Célestine pose les mains sur ses hanches pour se montrer autoritaire.
— Non, il est déjà assez tard. Lève-toi et habille-toi, tes cousines vont bientôt arriver.
Rachel s’assied sur son lit en poussant un soupir assez explicite. Elle n’a aucune envie de voir ses cousines. Elles s’entendaient bien lorsqu’elles étaient enfants, mais avec le temps leurs goûts et leurs modes de vie se sont éloignés. Aujourd’hui elles n’ont presque plus rien en commun.
Rachel attrape un bout de pain sur la table de la cuisine et se met à le manger silencieusement. Célestine, qui porte deux plateaux couverts de toasts, lui adresse un regard de reproche.

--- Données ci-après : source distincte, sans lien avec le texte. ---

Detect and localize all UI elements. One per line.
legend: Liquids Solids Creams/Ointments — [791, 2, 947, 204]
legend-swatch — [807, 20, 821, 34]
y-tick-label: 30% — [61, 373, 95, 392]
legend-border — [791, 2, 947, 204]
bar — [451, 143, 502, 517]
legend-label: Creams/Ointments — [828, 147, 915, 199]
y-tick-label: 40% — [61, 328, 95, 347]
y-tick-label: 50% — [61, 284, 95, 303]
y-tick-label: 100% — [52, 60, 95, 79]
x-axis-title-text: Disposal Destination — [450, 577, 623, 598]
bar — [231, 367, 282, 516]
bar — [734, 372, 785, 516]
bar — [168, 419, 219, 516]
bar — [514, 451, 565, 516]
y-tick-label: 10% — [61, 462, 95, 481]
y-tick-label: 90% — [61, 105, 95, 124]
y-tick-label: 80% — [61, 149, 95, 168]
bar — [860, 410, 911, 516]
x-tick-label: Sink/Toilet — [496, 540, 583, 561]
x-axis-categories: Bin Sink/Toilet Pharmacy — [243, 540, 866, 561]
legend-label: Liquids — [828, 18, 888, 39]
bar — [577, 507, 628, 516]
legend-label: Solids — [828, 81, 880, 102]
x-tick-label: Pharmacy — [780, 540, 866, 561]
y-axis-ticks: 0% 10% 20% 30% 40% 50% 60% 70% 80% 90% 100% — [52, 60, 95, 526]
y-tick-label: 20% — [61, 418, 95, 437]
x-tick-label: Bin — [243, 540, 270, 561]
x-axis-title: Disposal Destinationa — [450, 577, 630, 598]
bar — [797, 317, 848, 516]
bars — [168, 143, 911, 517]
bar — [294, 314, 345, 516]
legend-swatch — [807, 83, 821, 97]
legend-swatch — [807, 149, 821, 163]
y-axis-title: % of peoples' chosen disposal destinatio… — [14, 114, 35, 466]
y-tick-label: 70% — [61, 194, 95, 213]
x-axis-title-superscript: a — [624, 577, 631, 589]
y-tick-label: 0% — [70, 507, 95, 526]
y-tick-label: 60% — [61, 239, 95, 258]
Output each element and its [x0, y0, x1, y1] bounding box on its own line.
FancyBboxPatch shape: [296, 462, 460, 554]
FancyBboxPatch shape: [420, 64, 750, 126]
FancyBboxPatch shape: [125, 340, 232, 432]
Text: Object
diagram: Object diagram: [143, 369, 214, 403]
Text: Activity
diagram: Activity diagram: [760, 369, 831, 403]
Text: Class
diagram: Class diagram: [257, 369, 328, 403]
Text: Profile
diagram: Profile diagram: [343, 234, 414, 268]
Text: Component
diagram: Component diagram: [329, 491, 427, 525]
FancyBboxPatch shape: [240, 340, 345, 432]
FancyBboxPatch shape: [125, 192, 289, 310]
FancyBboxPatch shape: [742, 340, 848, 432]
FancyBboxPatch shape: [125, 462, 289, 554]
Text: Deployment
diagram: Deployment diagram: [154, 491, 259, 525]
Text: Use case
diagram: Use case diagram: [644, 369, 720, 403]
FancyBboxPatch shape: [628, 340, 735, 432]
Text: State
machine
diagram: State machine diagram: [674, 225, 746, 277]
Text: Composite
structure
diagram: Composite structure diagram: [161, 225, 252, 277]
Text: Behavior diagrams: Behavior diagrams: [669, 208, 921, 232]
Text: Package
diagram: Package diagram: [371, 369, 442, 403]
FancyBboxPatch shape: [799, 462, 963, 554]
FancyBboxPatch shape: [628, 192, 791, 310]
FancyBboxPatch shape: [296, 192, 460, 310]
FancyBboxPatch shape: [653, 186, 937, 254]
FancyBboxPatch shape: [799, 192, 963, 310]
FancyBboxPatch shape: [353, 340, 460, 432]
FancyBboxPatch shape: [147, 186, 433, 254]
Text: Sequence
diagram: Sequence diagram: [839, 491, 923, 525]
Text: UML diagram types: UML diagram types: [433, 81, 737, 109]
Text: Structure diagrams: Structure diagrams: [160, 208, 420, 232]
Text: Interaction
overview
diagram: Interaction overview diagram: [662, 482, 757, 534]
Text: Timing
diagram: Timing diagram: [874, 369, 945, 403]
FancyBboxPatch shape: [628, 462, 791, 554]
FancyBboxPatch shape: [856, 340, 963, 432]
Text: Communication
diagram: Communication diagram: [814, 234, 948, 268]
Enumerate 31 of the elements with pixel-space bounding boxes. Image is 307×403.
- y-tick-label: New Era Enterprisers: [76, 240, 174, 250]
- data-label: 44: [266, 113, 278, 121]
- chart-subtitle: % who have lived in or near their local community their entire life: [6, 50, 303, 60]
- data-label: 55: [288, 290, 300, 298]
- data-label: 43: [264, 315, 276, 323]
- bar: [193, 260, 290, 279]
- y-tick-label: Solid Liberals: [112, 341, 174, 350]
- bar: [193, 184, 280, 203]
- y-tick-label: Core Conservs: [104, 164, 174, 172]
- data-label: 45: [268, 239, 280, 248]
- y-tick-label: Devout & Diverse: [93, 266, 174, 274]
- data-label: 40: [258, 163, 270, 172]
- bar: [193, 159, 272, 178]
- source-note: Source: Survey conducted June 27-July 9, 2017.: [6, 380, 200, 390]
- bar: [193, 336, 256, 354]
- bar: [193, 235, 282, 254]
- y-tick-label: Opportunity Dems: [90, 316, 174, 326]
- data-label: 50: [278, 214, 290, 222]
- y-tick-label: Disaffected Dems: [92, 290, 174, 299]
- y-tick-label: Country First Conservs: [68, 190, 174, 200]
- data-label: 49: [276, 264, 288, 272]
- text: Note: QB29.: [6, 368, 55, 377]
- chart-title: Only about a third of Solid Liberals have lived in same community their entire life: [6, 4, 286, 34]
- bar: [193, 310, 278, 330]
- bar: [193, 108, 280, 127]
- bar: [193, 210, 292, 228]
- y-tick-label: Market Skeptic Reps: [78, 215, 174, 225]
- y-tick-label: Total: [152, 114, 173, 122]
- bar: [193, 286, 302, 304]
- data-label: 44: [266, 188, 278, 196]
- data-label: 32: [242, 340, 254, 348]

— Ne mange pas de pain, tu n’auras plus faim tout-à-l’heure. Viens plutôt m’aider à poser tout ça sur la table du jardin.
Sans rien dire, Rachel pose le pain et se dirige vers la porte menant au jardin. En voyant la nonchalance de sa fille, Célestine lui tape légèrement le dos.
— Allez, bouge-toi un peu.
A peine ont-elles installé les chaises et les verres dans le jardin que déjà on frappe à la porte. Toute excitée, Célestine se précipite vers la porte d’entrée et revient très vite dans le jardin, accompagnée de ses deux nièces.
Elles sont toutes les deux très jolies. Nicole porte une robe bleue avec des fleurs roses dont les volants lui donnent un air de poupée de porcelaine. Sa longue chevelure blonde est soigneusement disposée sous un grand et élégant chapeau. Madeleine, quant à elle, porte une robe rouge à pois blancs, aussi gracieuse que celle de sa soeur. Ses cheveux sont châtains et retombent en cascade sur ses épaules. Après avoir dévisagé ses cousines, Rachel baisse la tête pour se regarder elle-même. Elle se sent mal-à-l’aise de ne pas être aussi éblouissante qu’elles. Sa robe à elle est plutôt simple, c’est une robe droite à carreaux noirs et blancs. Sa taille n’est pas aussi fine que celle de ses cousines, ses cheveux ne sont pas aussi bien coiffés que les leurs et sa peau n’est pas aussi impeccable. Rachel n’est pas laide, elle n’est simplement pas aussi jolie que les filles de son âge.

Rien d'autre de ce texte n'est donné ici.